In fact, when the City Planning Commission approved the Soho/Noho rezoning, its version of the scheme did allow college and university uses in the area. However, after a furious pushback by community groups and preservationists, the City Council, in December 2021, agreed to include a prohibition on “college and university uses and student residence halls.” Shortly afterward, the rezoning — championed by former Mayor de Blasio, as well as Councilmembers Margaret Chin and Carlina Rivera — was approved.
N.Y.U. filed suit in April 2022. In response, Village Preservation immediately launched a campaign to oppose any weakening of the anti-university use rule. Village Preservation also joined with the residents group Coalition for Fairness in Soho and Noho and Councilmember Christopher Marte in filing “a motion to intervene” in the case — as Village Preservation put it, “to ensure [that] the provision received the robust defense it warranted.”
Andrew Berman, the executive director of Village Preservation, praised the judge’s decision.
“We’re deeply gratified that Judge Lebovits agreed with us and denied N.Y.U. the opportunity to strip away one of the few positive elements of the Soho/Noho rezoning, and to further ceaselessly expand throughout our neighborhoods,” Berman told The Village Sun. “As their new, gargantuan Paulson Center at 181 Mercer St. shows, the university’s growth in our neighborhood is anything but benign, and continues to overwhelm our communities. N.Y.U. seems to think they have a manifest destiny to occupy and control all of our neighborhoods, and we are glad that we were able to successfully defend this important safeguard against that.”

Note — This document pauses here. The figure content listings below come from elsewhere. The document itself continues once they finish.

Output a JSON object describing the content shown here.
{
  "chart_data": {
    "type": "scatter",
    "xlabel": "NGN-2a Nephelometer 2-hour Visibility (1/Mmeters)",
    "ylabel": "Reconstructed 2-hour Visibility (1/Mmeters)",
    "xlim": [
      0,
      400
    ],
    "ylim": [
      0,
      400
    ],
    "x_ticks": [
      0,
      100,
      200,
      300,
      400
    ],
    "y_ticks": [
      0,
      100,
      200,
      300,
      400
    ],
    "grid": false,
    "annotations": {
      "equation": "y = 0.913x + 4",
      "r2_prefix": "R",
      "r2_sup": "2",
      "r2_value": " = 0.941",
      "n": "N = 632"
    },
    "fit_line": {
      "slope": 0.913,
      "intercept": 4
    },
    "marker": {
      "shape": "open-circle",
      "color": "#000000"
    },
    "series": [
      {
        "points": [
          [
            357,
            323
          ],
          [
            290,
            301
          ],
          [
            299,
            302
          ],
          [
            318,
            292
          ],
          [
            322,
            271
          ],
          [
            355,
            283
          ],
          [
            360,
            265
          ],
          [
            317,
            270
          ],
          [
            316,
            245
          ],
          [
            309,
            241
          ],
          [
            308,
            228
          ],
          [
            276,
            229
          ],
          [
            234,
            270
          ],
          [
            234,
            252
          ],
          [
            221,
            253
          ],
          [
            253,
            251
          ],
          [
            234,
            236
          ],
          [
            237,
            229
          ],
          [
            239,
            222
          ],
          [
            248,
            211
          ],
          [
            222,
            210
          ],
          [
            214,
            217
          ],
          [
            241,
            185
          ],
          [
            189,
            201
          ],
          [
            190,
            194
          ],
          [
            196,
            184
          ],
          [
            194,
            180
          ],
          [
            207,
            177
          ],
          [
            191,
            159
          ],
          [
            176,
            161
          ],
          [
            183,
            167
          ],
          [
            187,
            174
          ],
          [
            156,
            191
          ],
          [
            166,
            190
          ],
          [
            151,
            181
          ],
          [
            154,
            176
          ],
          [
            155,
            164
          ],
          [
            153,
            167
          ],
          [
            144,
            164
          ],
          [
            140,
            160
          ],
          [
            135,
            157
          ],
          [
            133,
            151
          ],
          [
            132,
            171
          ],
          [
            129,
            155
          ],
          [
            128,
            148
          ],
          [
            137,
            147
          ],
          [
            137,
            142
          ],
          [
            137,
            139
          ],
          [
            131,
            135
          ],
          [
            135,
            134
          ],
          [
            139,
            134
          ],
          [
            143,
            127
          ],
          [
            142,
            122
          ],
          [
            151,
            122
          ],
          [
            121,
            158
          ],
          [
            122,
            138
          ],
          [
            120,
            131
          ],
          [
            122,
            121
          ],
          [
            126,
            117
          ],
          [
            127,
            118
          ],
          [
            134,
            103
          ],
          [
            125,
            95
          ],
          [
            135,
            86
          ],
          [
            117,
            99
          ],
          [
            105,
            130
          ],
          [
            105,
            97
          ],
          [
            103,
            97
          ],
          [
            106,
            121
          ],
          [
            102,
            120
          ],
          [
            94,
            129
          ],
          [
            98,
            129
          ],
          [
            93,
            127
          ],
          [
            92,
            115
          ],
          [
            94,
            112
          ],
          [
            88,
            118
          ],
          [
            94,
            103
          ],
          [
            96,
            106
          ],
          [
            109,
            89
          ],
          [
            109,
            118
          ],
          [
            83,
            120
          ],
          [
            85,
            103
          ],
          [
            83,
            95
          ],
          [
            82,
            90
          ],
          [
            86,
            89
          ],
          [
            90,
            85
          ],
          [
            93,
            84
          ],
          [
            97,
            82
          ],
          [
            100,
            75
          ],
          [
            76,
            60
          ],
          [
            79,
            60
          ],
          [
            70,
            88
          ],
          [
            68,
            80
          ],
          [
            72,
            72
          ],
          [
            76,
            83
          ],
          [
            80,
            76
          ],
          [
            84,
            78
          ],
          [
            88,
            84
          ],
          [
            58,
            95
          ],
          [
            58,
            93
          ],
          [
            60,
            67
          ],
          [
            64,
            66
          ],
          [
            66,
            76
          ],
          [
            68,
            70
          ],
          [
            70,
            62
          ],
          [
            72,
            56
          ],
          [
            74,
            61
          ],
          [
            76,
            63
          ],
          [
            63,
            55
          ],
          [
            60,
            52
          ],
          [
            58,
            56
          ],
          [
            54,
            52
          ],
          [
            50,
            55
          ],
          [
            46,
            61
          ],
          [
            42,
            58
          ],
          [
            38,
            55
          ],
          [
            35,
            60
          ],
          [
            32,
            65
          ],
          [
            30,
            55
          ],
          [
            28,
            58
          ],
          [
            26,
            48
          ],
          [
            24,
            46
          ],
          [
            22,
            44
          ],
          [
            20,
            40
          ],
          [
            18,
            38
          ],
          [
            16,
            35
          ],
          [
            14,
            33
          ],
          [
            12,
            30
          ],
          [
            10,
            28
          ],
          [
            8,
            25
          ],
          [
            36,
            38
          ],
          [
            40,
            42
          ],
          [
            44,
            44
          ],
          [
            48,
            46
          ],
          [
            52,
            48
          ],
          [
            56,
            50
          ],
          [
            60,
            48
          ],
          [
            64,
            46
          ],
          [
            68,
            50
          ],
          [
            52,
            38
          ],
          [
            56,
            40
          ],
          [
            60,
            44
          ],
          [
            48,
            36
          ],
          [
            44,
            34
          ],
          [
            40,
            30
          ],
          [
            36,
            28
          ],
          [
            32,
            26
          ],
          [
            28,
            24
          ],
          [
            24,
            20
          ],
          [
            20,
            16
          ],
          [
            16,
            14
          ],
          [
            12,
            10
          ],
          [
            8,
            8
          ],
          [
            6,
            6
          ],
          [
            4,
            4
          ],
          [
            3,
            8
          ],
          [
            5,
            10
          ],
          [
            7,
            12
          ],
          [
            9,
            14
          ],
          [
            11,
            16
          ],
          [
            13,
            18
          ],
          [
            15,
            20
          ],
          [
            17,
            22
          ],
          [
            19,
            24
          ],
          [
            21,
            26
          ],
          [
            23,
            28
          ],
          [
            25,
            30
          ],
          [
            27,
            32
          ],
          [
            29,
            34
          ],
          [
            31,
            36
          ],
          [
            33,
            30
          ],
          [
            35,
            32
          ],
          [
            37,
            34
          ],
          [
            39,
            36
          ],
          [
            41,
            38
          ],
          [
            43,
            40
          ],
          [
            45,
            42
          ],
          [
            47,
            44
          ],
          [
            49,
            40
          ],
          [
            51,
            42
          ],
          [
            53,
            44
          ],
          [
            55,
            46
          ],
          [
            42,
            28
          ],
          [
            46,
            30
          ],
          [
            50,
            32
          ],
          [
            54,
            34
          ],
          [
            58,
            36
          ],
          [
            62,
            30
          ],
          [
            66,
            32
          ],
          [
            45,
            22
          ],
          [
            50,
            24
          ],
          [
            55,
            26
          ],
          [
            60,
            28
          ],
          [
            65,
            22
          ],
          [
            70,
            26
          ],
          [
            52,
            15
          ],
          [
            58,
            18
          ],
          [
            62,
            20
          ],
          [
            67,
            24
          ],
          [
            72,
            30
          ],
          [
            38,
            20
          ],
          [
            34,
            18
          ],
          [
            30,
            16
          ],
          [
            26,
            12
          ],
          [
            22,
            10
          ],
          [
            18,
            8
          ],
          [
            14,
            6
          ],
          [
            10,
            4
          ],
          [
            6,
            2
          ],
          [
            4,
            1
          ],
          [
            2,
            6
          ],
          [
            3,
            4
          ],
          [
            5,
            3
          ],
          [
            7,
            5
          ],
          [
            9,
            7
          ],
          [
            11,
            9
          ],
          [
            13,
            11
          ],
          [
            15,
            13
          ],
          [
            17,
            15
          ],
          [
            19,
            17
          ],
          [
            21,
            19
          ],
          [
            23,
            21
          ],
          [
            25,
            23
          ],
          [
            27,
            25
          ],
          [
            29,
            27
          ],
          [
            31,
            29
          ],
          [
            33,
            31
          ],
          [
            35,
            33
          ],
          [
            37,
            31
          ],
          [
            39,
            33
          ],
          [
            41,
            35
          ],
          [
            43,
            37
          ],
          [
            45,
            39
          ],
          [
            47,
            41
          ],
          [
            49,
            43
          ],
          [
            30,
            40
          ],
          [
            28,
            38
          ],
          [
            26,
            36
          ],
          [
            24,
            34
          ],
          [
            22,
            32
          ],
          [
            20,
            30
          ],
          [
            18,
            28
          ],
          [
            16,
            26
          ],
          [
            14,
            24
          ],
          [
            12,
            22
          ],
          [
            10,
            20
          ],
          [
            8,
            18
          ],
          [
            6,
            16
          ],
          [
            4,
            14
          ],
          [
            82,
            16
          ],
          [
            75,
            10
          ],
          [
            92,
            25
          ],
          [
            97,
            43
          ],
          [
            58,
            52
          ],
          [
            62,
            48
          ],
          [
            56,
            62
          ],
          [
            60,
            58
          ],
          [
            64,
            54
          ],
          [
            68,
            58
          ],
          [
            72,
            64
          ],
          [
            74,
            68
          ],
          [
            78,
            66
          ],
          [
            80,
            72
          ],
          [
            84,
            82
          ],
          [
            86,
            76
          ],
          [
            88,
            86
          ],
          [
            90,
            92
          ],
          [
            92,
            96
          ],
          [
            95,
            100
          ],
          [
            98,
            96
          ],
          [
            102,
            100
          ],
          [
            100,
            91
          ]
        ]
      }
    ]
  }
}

It was not immediately clear if N.Y.U. would appeal the ruling. However, according to Village Preservation, Justice Lebovits’s decisions “have a very high rate of withstanding appeals.” Nevertheless, the preservation group pledged to closely monitor the situation and defend its position, “as well as all rules and regulations that limit N.Y.U.’s ability to ceaselessly expand throughout our neighborhoods.”
N.Y.U. spokesperson John Beckman called the area’s zoning “unconstitutional” and said the university is mulling whether to appeal.
“N.Y.U. respectfully disagrees with the court’s ruling on its challenge to a provision of the Soho/Noho rezoning,” he said. “We believe we provided ample proof of our standing to bring the action, not least the harm that comes from being subjected to an unconstitutional provision of the zoning law. We are reviewing the decision, and our options.”